Today, as he often does, rich kid Martin Durnley (Hywel Bennett) is visiting his brother, who due to being afflicted with Down's Syndrome stays in a special home. As he chats with the doctor in charge, mention is made of possible psychopathic tendencies in the siblings of those who are so afflicted, and Martin drops his cup of tea in an unconscious gesture. This is because he does have such leanings, as can be seen when he goes to a department store and shoplifts a toy duck, which the store detectives blame on him and innocent stranger Susan (Hayley Mills), believing them to be accomplices. Susan manages to persuade them otherwise, but Martin has a trick up his sleeve: he pretends to be simple-minded to charm his way out of the situation, a ruse that he follows when he tries to get to know Susan better...
The late sixties were a funny time for cinema as filmmakers attempted to cater for more adult audiences in more self-consciously daring ways; by the seventies many of them had the hang of it, but before then audiences were treated, if that's the right word, to bizarre efforts like this one from the celebrated British team of the Boulting Brothers. Obviously patterning themselves after Alfred Hitchcock, it's the whistly Bernard Hermann theme that is most recognisable about the project today, as it was used prominently on Quentin Tarantino's Kill Bill soundtrack. That said, there was a measure of notoriety about the film in its day.
This was because of the flimsy excuses the psychopath has for acting as he does. It's absurd to say that the villain's mental unbalance was explained by him being a brother of a Down's Syndrome boy, yet that's what a doctor proposes later on in the film, and understandably there was much protest from those who knew better.

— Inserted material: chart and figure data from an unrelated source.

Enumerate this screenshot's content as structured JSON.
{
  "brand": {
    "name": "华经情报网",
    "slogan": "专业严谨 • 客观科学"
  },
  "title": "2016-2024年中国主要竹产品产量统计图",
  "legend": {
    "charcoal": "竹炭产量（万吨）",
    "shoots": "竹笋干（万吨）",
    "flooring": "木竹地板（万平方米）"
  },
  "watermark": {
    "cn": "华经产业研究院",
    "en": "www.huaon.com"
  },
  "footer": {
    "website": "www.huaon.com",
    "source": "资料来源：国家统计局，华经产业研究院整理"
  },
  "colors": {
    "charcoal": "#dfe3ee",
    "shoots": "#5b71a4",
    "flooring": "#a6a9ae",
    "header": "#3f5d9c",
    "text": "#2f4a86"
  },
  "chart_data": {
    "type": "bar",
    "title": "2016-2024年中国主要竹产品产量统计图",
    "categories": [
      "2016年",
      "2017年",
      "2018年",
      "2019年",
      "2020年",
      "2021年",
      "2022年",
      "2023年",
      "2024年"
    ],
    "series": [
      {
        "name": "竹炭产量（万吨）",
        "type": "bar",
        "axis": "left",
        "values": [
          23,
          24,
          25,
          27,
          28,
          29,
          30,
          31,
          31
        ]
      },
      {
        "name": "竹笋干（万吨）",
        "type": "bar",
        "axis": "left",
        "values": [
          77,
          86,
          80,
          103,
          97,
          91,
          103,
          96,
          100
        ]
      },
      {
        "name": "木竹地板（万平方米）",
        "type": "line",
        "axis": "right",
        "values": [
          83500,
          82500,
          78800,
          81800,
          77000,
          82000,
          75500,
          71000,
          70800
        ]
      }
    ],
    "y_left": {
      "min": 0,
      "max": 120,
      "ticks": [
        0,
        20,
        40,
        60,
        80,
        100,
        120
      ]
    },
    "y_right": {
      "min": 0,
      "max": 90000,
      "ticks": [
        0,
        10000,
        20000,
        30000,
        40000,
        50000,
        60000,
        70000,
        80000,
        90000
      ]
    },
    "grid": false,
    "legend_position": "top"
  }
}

For this reason the film starts off with a tacked-on voiceover telling us that basically the science of the story you're about to watch is bullshit, only he puts it in more sensitive terms, which is more than the rest of the tale affords us. We can blame scriptwriters Leo Marks (of Peeping Tom infamy - he couldn't half pick them) and Roy Boulting, the director, working from a story by Roger Marshall for all this.
If you succeed in forgetting the ridiculousness of the premise, then there are compensations. Bennett's Martin is unnerving in the manner he worms his way into librarian Susan's life, using the name Georgie and keeping up his charade to insane lengths, even to the point of moving into the boarding house that she shares with her mother (Billie Whitelaw). Mills is her usual wholesome self, whose well meaning character's nature is exploited, only beginning to cotton on to what's really going on when Georgie forces a kiss on her. Meanwhile, his overbearing stepfather (Frank Finlay) is trying to send him off to Australia, but he has other ideas, ideas involving a sharp pair of scissors. As a thriller, Twisted Nerve's bad taste and committed central performance carry it some of the way, but its determination to shock in a modern style leaves it looking pretty silly decades later. Not that it was particularly sensible back then.